11/13/2015
Background on our name and tradition: We didn't open our business in 1876, but that's when it all began.
In 1876, Seth Benjamin moved his family to Arizona, to an isolated cabin on the Little Colorado River near Tuba City, on the present-day Navajo reservation. Tanner got along well with both the Navajo and Hopi Indians; he and his children learned their languages, and they called him by a Navajo name, Hastiin Shush, which meant "Mr. Bear," and his sons were known as Shush Yaz, or "Little Bear."
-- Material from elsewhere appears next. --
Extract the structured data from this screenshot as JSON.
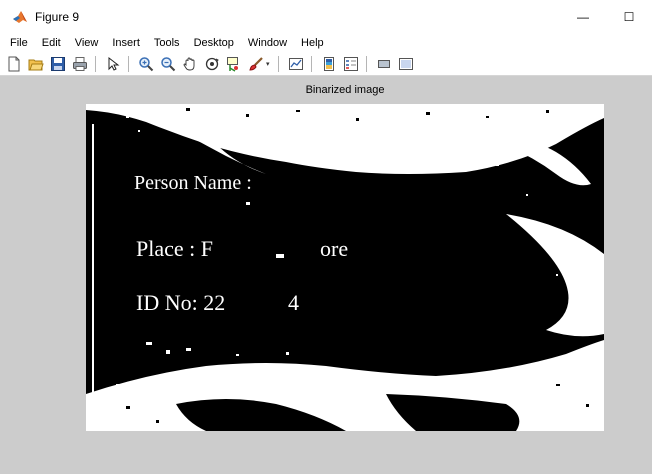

Tanner's descendants even today operate Indian trading posts throughout the Southwest. "He was often appointed to deal with the natives, having the happy faculty of making friends with them ... Seth was a modest man but he was always thoughtful of others, and during his travels and life-long experiences when he was associated with others in travel, he was generally set apart as a hunter and fisher and to provide meat for the company."
Tanner was a gentle, solitary man of the desert, and he did a lot of traveling and exploring through Northern Arizona. He engaged in prospecting and mining in the area, but does not seem to have had too much success in these ventures. It is said that his name is somewhat of a legend in northern Arizona, and many natural features bear his name.
Shush Yaz Trading is owned and operated by Seth's great-great grandson, Don.